Читаем Ниоткуда с любовью полностью

"Утром, когда черный слуга вкатил тележку с завтраком, между кофейником и сахарницей была вставлена открытка с видом на Страстной бульвар. Парижский адрес был перечеркнут и сбоку вписан дакарский. Открытка путешествовала три месяца. Вести с того света... Слуга налил кофе. Как всегда, на завтрак было несколько долек папайи.

"Можешь идти, Самба", - сказал он.

Окна были глухо задраены, урчал кондиционер, но все равно, мельчайшая песчаная пыль была везде. На чехле пишущей машинки, на стопке книг, на полу, спинке кровати, в простынях, на лице и во рту. Он выключил, кондиционер и толкнул раму широкого окна. Вода в бассейне была покрыта такой же розоватой пленкой пыли, как и сад. За высокой стеной резиденции, за бамбуком, веерными пальмами и вездесущей, трех цветов, бугенвиллей, начинался пустырь. Посередине его картофельным клубнем торчал баобаб; вдали были видны бараки сумасшедшего дома. "Valley of Shitters" - на языке белых назывался пустырь. И сейчас он видел орлами сидящих меж колючек. Некоторые приходили парами и устраивались друг от дружки невдалеке, так, чтобы можно было переговариваться. У каждого с собою была пластиковая бутыль воды.

Он взял с трельяжа глазную капельницу, закапал по две капли - от песка глаза были мышиного воспаленного цвета.
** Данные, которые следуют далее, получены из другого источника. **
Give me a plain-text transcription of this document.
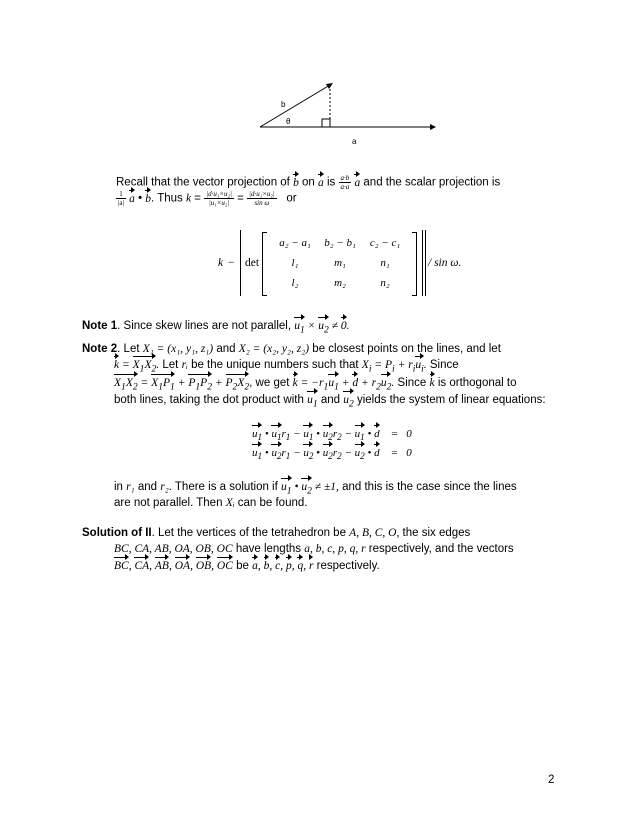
b
θ
a
Recall that the vector projection of b on a is $\frac{a\cdot b}{a\cdot a}$ a and the scalar projection is
$\frac{1}{|a|}$ a • b. Thus $k = \frac{\text{|d·u₁×u₂|}}{\text{|u₁×u₂|}} = \frac{\text{|d·u₁×u₂|}}{\text{sin ω}}$ or
k − det
a₂ − a₁	b₂ − b₁	c₂ − c₁
l₁	m₁	n₁
l₂	m₂	n₂
/ sin ω.
Note 1. Since skew lines are not parallel, $u_1 \times u_2 \ne 0$.
Note 2. Let X₁ = (x₁, y₁, z₁) and X₂ = (x₂, y₂, z₂) be closest points on the lines, and let
$k = X_1X_2$. Let rᵢ be the unique numbers such that $X_i = P_i + r_iu_i$. Since
$X_1X_2 = X_1P_1 + P_1P_2 + P_2X_2$, we get $k = -r_1u_1 + d + r_2u_2$. Since k is orthogonal to
both lines, taking the dot product with $u_1$ and $u_2$ yields the system of linear equations:
$u_1$ • $u_1r_1 - u_1$ • $u_2r_2 - u_1$ • d    =   0
$u_1$ • $u_2r_1 - u_2$ • $u_2r_2 - u_2$ • d    =   0
in r₁ and r₂. There is a solution if $u_1$ • $u_2 \ne \pm 1$, and this is the case since the lines
are not parallel. Then Xᵢ can be found.
Solution of II. Let the vertices of the tetrahedron be A, B, C, O, the six edges
BC, CA, AB, OA, OB, OC have lengths a, b, c, p, q, r respectively, and the vectors
BC, CA, AB, OA, OB, OC be a, b, c, p, q, r respectively.
2
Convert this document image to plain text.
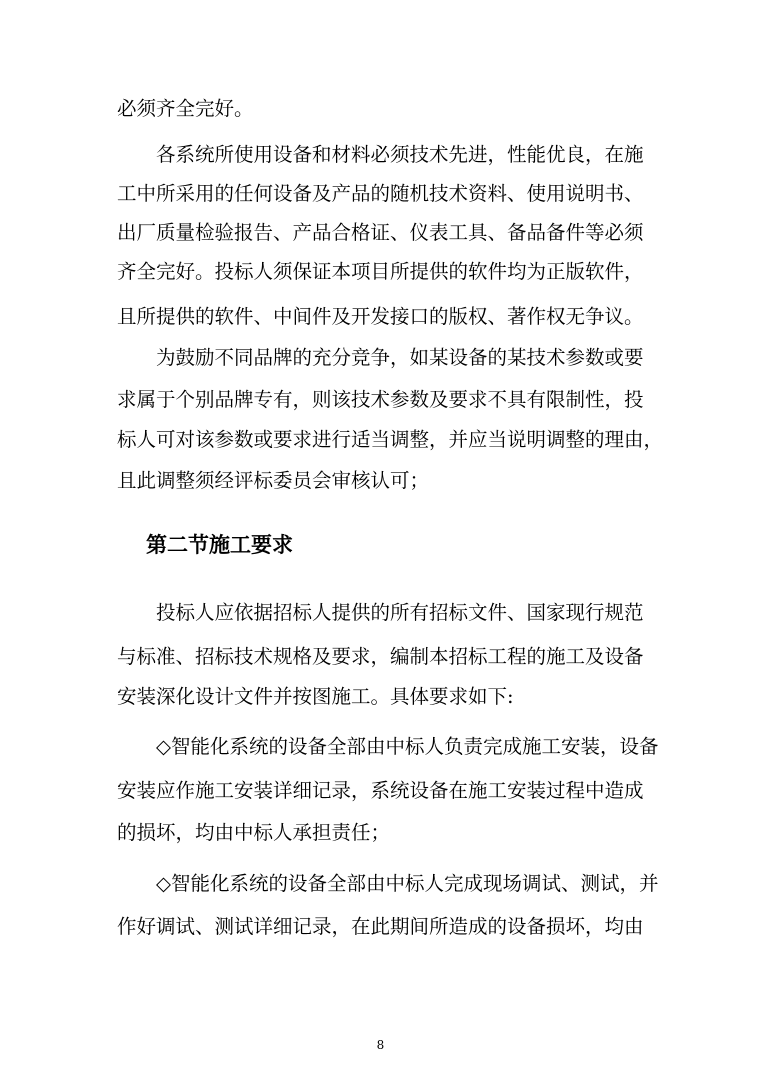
必须齐全完好。
各系统所使用设备和材料必须技术先进，性能优良，在施
工中所采用的任何设备及产品的随机技术资料、使用说明书、
出厂质量检验报告、产品合格证、仪表工具、备品备件等必须
齐全完好。投标人须保证本项目所提供的软件均为正版软件，
且所提供的软件、中间件及开发接口的版权、著作权无争议。
为鼓励不同品牌的充分竞争，如某设备的某技术参数或要
求属于个别品牌专有，则该技术参数及要求不具有限制性，投
标人可对该参数或要求进行适当调整，并应当说明调整的理由，
且此调整须经评标委员会审核认可；
第二节施工要求
投标人应依据招标人提供的所有招标文件、国家现行规范
与标准、招标技术规格及要求，编制本招标工程的施工及设备
安装深化设计文件并按图施工。具体要求如下:
◇智能化系统的设备全部由中标人负责完成施工安装，设备
安装应作施工安装详细记录，系统设备在施工安装过程中造成
的损坏，均由中标人承担责任；
◇智能化系统的设备全部由中标人完成现场调试、测试，并
作好调试、测试详细记录，在此期间所造成的设备损坏，均由
8
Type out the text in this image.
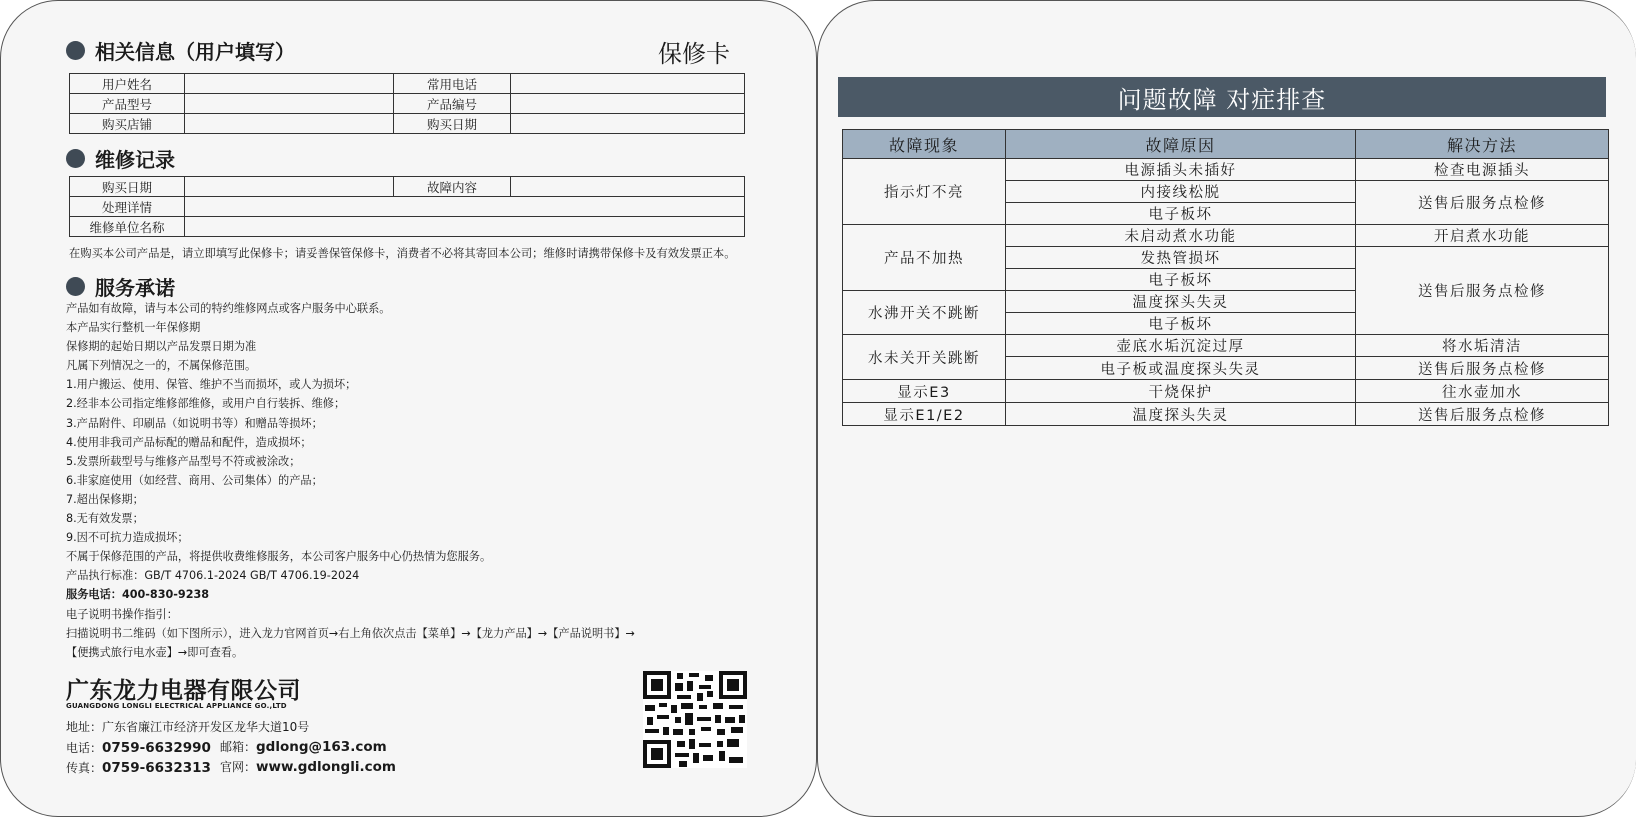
相关信息（用户填写）	保修卡
用户姓名		常用电话	
产品型号		产品编号	
购买店铺		购买日期	
维修记录
购买日期		故障内容	
处理详情			
维修单位名称			
在购买本公司产品是，请立即填写此保修卡；请妥善保管保修卡，消费者不必将其寄回本公司；维修时请携带保修卡及有效发票正本。
服务承诺
产品如有故障，请与本公司的特约维修网点或客户服务中心联系。
本产品实行整机一年保修期
保修期的起始日期以产品发票日期为准
凡属下列情况之一的，不属保修范围。
1.用户搬运、使用、保管、维护不当而损坏，或人为损坏；
2.经非本公司指定维修部维修，或用户自行装拆、维修；
3.产品附件、印刷品（如说明书等）和赠品等损坏；
4.使用非我司产品标配的赠品和配件，造成损坏；
5.发票所载型号与维修产品型号不符或被涂改；
6.非家庭使用（如经营、商用、公司集体）的产品；
7.超出保修期；
8.无有效发票；
9.因不可抗力造成损坏；
不属于保修范围的产品，将提供收费维修服务，本公司客户服务中心仍热情为您服务。
产品执行标准：GB/T 4706.1-2024 GB/T 4706.19-2024
服务电话：400-830-9238
电子说明书操作指引：
扫描说明书二维码（如下图所示），进入龙力官网首页→右上角依次点击【菜单】→【龙力产品】→【产品说明书】→
【便携式旅行电水壶】→即可查看。
广东龙力电器有限公司
GUANGDONG LONGLI ELECTRICAL APPLIANCE GO.,LTD
地址：广东省廉江市经济开发区龙华大道10号
电话：0759-6632990 邮箱：gdlong@163.com
传真：0759-6632313 官网：www.gdlongli.com
问题故障 对症排查
故障现象	故障原因	解决方法
指示灯不亮	电源插头未插好	检查电源插头
	内接线松脱	送售后服务点检修
	电子板坏	
产品不加热	未启动煮水功能	开启煮水功能
	发热管损坏	送售后服务点检修
	电子板坏	
水沸开关不跳断	温度探头失灵	
	电子板坏	
水未关开关跳断	壶底水垢沉淀过厚	将水垢清洁
	电子板或温度探头失灵	送售后服务点检修
显示E3	干烧保护	往水壶加水
显示E1/E2	温度探头失灵	送售后服务点检修
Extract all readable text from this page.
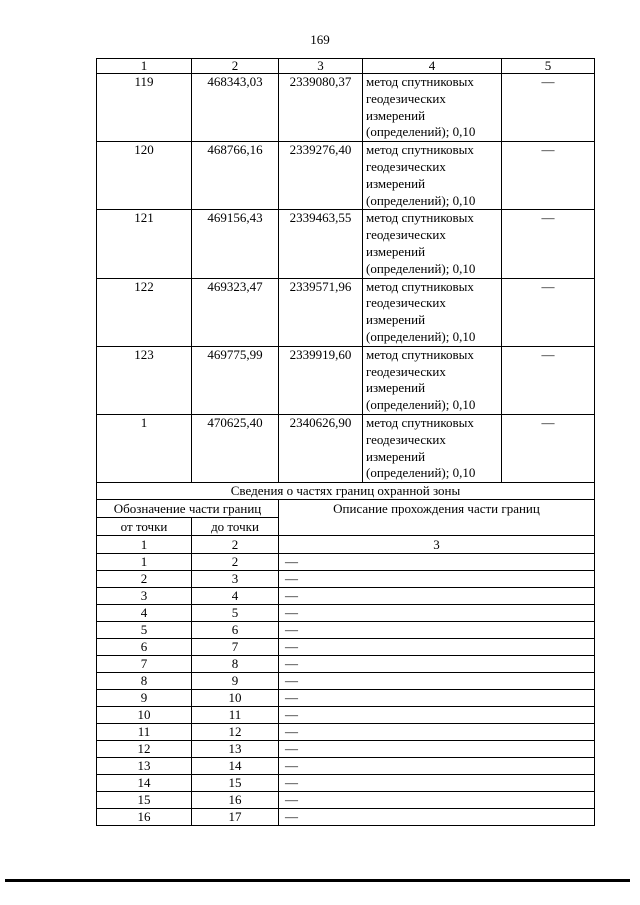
169
1	2	3	4	5
119	468343,03	2339080,37	метод спутниковых
геодезических
измерений
(определений); 0,10	—
120	468766,16	2339276,40	метод спутниковых
геодезических
измерений
(определений); 0,10	—
121	469156,43	2339463,55	метод спутниковых
геодезических
измерений
(определений); 0,10	—
122	469323,47	2339571,96	метод спутниковых
геодезических
измерений
(определений); 0,10	—
123	469775,99	2339919,60	метод спутниковых
геодезических
измерений
(определений); 0,10	—
1	470625,40	2340626,90	метод спутниковых
геодезических
измерений
(определений); 0,10	—
Сведения о частях границ охранной зоны				
Обозначение части границ		Описание прохождения части границ		
от точки	до точки			
1	2	3		
1	2	—		
2	3	—		
3	4	—		
4	5	—		
5	6	—		
6	7	—		
7	8	—		
8	9	—		
9	10	—		
10	11	—		
11	12	—		
12	13	—		
13	14	—		
14	15	—		
15	16	—		
16	17	—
Сахара задувала всего лишь вторую неделю, но в доме все кашляли и сморкались, а Рафаэль снова стал носить роговые очки - контактные линзы в таком климате были катастрофой.

Перед ланчем он попросил шофера отвезти его в Медину, но на полпути передумал, и берегом океана они покатили прочь от Дакара, на юг, через крошечные поселки, где еще уцелели постройки старого колониального типа, где вместо такси пылили по обочинам весело раскрашенные конные двуколки, где вдоль шоссе каждый продавал что мог: тот - кокосовые орехи, этот - пару стульев, третий - малолетнюю сестру.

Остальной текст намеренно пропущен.